When I spoke with Bob, I came to conclusions about your thematic approach to your music and stage personas. Throughout that time, and even all the way up to Along Came A Spider, the Alice Cooper albums were precursors to the show; as if they acted as soundtracks or librettos to a higher art, the performance art. Each album had an arc and each one presented a new Alice that could unleash on audiences; the victim, the killer, the delinquent, the showman; all of these are clearly depicted in the music, the lyrics, the albums’ overall presentation. It literally was a theatrical experience. And as I thought about all this, I realized that you may have been not only the first to do this, but the only one.

 

I always thought that if I wasn’t doing this, I would have been writing for Broadway. I think visually, When I’m writing a song, I might cheat the lyrics just so I could use a certain prop on stage. Whereas, I’d be doing the lyrics as if they were the script for what happens on stage. So there might be a moment there where I say one word that’s going to allow me to do something else on stage. So, yeah, I’m thinking on it, thinking as, “How is it going to look on stage? Oh, if I said this, then we can do that!” So I’m kind of thinking the way a Broadway writer would think. But, yeah, mostly, I am really proud that the albums are real Detroit rock albums. I will never water it down.

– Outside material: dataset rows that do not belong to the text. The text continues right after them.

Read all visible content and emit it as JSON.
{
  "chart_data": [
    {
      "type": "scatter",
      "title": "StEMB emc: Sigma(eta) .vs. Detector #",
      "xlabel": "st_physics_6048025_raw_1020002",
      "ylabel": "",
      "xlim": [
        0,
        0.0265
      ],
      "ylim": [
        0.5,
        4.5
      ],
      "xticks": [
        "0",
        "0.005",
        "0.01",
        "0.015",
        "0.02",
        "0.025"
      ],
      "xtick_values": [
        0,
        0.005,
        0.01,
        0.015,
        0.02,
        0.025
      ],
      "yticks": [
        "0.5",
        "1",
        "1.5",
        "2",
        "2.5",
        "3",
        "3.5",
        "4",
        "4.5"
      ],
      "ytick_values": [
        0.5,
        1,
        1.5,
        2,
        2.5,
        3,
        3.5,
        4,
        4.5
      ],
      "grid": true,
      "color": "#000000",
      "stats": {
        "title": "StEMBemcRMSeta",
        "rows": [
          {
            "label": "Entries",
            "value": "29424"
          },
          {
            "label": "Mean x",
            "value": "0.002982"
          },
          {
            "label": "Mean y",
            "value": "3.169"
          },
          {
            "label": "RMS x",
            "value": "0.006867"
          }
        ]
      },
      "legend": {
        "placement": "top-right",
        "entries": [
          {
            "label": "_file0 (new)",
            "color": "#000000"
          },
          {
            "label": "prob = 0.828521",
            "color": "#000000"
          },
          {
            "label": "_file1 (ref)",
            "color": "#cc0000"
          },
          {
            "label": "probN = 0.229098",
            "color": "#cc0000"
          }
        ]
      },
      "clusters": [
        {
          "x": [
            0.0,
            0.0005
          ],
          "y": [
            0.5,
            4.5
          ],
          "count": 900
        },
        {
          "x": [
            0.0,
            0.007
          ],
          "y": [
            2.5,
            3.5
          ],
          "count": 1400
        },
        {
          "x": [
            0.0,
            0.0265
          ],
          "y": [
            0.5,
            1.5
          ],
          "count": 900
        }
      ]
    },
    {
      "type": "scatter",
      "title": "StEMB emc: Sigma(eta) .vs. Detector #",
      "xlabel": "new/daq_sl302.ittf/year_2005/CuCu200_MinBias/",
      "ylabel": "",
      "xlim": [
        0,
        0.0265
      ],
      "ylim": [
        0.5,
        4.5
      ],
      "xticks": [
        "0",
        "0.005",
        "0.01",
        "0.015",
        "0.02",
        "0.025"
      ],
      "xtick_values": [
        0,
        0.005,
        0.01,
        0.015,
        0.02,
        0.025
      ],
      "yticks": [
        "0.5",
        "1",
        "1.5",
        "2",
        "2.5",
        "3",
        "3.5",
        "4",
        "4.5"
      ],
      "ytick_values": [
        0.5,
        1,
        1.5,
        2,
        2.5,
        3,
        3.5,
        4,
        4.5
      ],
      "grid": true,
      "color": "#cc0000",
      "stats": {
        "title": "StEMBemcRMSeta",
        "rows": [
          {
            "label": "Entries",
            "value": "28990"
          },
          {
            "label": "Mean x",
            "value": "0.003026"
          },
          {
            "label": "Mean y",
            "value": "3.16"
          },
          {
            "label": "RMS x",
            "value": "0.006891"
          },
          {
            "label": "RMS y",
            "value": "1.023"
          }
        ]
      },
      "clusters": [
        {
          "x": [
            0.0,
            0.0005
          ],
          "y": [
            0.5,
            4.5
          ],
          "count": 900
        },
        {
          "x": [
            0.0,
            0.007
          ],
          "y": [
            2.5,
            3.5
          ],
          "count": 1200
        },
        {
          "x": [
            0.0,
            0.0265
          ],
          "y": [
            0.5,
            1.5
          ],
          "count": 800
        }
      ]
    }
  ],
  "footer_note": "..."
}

Bob is great, because you talk about somebody that gets the joke…

 

Oh, yeah.

 

Bob Ezrin is so much fun to work with, because when we’re doing something, I’ll sit there and say, “Hey, Bob, Guys & Dolls”, and he’ll know exactly what I mean. “This one passage here; let’s go in that direction.” And he gets it immediately. “Let’s go into a Broadway-ish, background vocals on this.” And I’d go, “Yes, because that is so Alice to do that!” So Bob is really the other half of Alice Cooper. He’s the only other guy, when I bring in lyrics and he’d go, “Nah, I don’t know if Alice would say that.” You know, because we treat Alice in the third person.

 

Sure. (laughs)

 

And I’d go, “Yeah, I know it’s pushing his boundaries a little bit, but it’s worth it if we can get this.” So when we talk about Alice, we talk about Alice as another person. I write songs for that character. And he understands that if I write something, he is free to go, “Nope I don’t think Alice would go there.” And I totally get what he means!

 

And he has a vast theatrical background. Bob told me that was where everything he does originates from. I learned so much about his early career from Allan Macmillan and a lot of the guys over at Nimbus 9.

 

Absolutely. In fact, Bob right now, we’re working on this cover’s album and we’re specially doing the Hollywood Vampires, but at the same time, when we’re in the studio, I have such a great time with Ezrin, because I know he totally understands the character. Nobody else does as much as him.

 

Not sure if you’re going to see him anytime soon…

 

Bob_Ezrin_and_Alice_CooperI’m actually going to be inducting him into the Canadian Hall of Fame coming up at the end of September, I think. He’s getting the walk of fame, I guess. It’s going to be funny, because everybody else is going to be serious and we’re gonna really take it apart.

 

I sent him my novel and he says he’s getting a kick out of it; and in the inscription I thanked him and you for inspiring its bizarre themes and sparking my imagination as a kid. Your influence is in there.

 

Oh, thank you, I’m really happy to be a part of your influence.

 

Well, bringing it all back to the show again; it seems this one is a tribute to the theatrical evolution of Alice Cooper.

 

It is really fun to do. First of all, the band is really good. It’s unbelievable. The reviews are so amazing about how good the band is with Orianthi and Brian Roxy and everybody in the band. They just gel like crazy together up there. And the fact that it goes glam, nightmare, tribute to my dead, drunk friends, and then the finale. And the show every night just works like a charm.

 

Looking forward to it. I really want to see you this time around. The last couple of times I had other commitments.

 

You gotta come down.

 

Definitely one of these shows in Jersey, Alice.

 

Okay, great.

 

Thanks again.

 

Oh, thank you.

 

Be safe out there.

 

All right, I’ll see you at the show!